Рассказы
Шрифт:
Оля уже устроилась в плетеном кресле у окна.
– На каком языке ты с ними говоришь?
– На немецком, - Алекс пожал плечами.
– Гостиница приглашает туристов из Дойчланда, так что обслуга должна понимать по-немецки.
– Это хорошо. А то мне только сейчас пришло в голову, что я ни слова не знаю по-итальянски.

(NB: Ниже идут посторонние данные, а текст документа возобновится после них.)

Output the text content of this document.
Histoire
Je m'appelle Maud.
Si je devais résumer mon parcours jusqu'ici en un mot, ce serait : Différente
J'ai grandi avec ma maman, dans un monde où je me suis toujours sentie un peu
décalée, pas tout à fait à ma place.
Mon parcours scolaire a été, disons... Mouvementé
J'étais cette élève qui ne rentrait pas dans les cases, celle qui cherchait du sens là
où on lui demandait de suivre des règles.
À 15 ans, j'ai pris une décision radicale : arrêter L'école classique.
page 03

Официант как будто сошел с картинки, изображающей типичного итальянца: высокий, худой, с черной шапкой курчавых волос и большим носом. Прислушавшись к разговору, он вдруг вышел из-за стойки и ткнул в Алекса длинным мосластым пальцем:
– Нихт дойче?
– Нихт, -
– Руссе! Спик инглишь?
– Ну, йес... Ледяная вежливость официанта тут же исчезла, натянутая улыбка стала естественной. Он представился "Штефано”, быстро принес чашки с чаем, и стоя возле стола, пустился в оживленный разговор на его любимом английском языке.
Оказалось, что Штефано - студент миланского института, и он всегда работает в этом ресторане во время каникул - за учебу приходилось платить, и немало. В этом году он собирался закончить институт и уехать в Англию, где, по его мнению, были лучшие шансы найти работу по специальности. Только сначала надо было развязаться с воинской повинностью.

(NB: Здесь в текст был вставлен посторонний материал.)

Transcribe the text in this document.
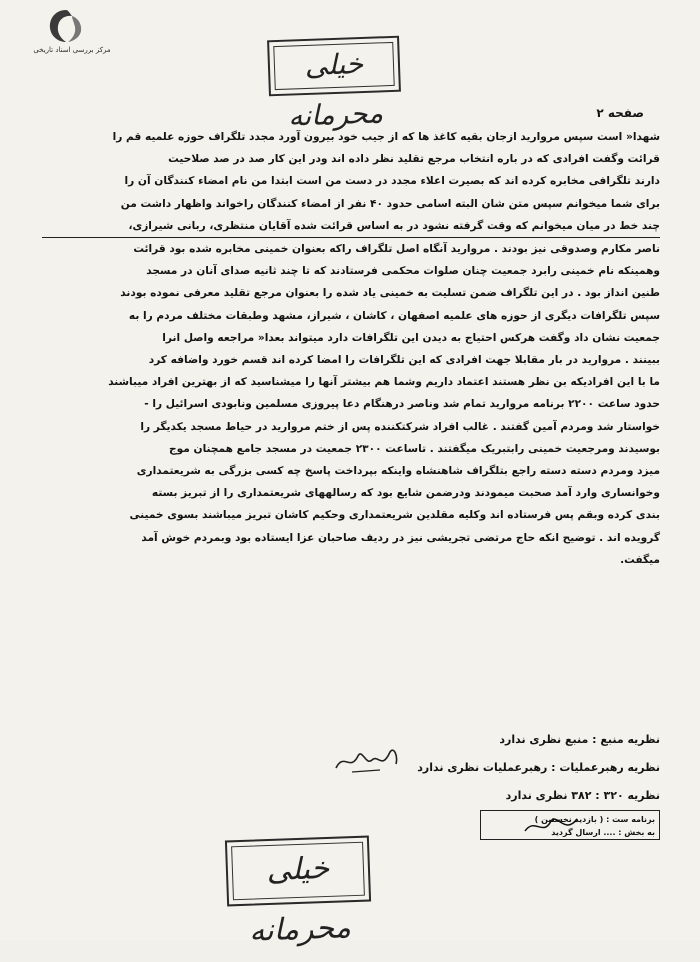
مرکز بررسی اسناد تاریخی	خیلی محرمانه	صفحه ۲

شهدا« است سپس مروارید ازجان بقیه کاغذ ها که از جیب خود بیرون آورد مجدد تلگراف حوزه علمیه قم را

قرائت وگفت افرادی که در باره انتخاب مرجع تقلید نظر داده اند ودر این کار صد در صد صلاحیت

دارند تلگرافی مخابره کرده اند که بصیرت اعلاء مجدد در دست من است ابتدا من نام امضاء کنندگان آن را

برای شما میخوانم سپس متن شان البته اسامی حدود ۴۰ نفر از امضاء کنندگان راخواند واظهار داشت من

چند خط در میان میخوانم که وقت گرفته نشود در به اساس قرائت شده آقایان منتظری، ربانی شیرازی،

ناصر مکارم وصدوقی نیز بودند . مروارید آنگاه اصل تلگراف راکه بعنوان خمینی مخابره شده بود قرائت

وهمینکه نام خمینی رابرد جمعیت چنان صلوات محکمی فرستادند که تا چند ثانیه صدای آنان در مسجد

طنین انداز بود . در این تلگراف ضمن تسلیت به خمینی یاد شده را بعنوان مرجع تقلید معرفی نموده بودند

سپس تلگرافات دیگری از حوزه های علمیه اصفهان ، کاشان ، شیراز، مشهد وطبقات مختلف مردم را به

جمعیت نشان داد وگفت هرکس احتیاج به دیدن این تلگرافات دارد میتواند بعدا« مراجعه واصل انرا

ببینند . مروارید در بار مقابلا جهت افرادی که این تلگرافات را امضا کرده اند قسم خورد واضافه کرد

ما با این افرادیکه بن نظر هستند اعتماد داریم وشما هم بیشتر آنها را میشناسید که از بهترین افراد میباشند

حدود ساعت ۲۲۰۰ برنامه مروارید تمام شد وناصر درهنگام دعا پیروزی مسلمین ونابودی اسرائیل را -

خواستار شد ومردم آمین گفتند . غالب افراد شرکتکننده پس از ختم مروارید در حیاط مسجد یکدیگر را

بوسیدند ومرجعیت خمینی رابتبریک میگفتند . تاساعت ۲۳۰۰ جمعیت در مسجد جامع همچنان موج

میزد ومردم دسته دسته راجع بتلگراف شاهنشاه واینکه بپرداخت پاسخ چه کسی بزرگی به شریعتمداری

وخوانساری وارد آمد صحبت میمودند ودرضمن شایع بود که رسالههای شریعتمداری را از تبریز بسته

بندی کرده وبقم پس فرستاده اند وکلیه مقلدین شریعتمداری وحکیم کاشان تبریز میباشند بسوی خمینی

گرویده اند . توضیح انکه حاج مرتضی تجریشی نیز در ردیف صاحبان عزا ایستاده بود وبمردم خوش آمد

میگفت.

نظریه منبع : منبع نظری ندارد
نظریه رهبرعملیات : رهبرعملیات نظری ندارد
نظریه ۳۲۰ : ۳۸۲ نظری ندارد
برنامه ست : ( بازدید نخستین )
به بخش : .... ارسال گردید
خیلی محرمانه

Алекс немного дивился энергичной откровенности и доброжелательности Штефано, но потихоньку втягивался в беседу и на распросы о себе рассказал, что оказался в Германии с тремя курсами политеха. Теперь он поставил себе целью стать программистом, а пока работал в маленьком магазинчике по продаже компьютерной техники.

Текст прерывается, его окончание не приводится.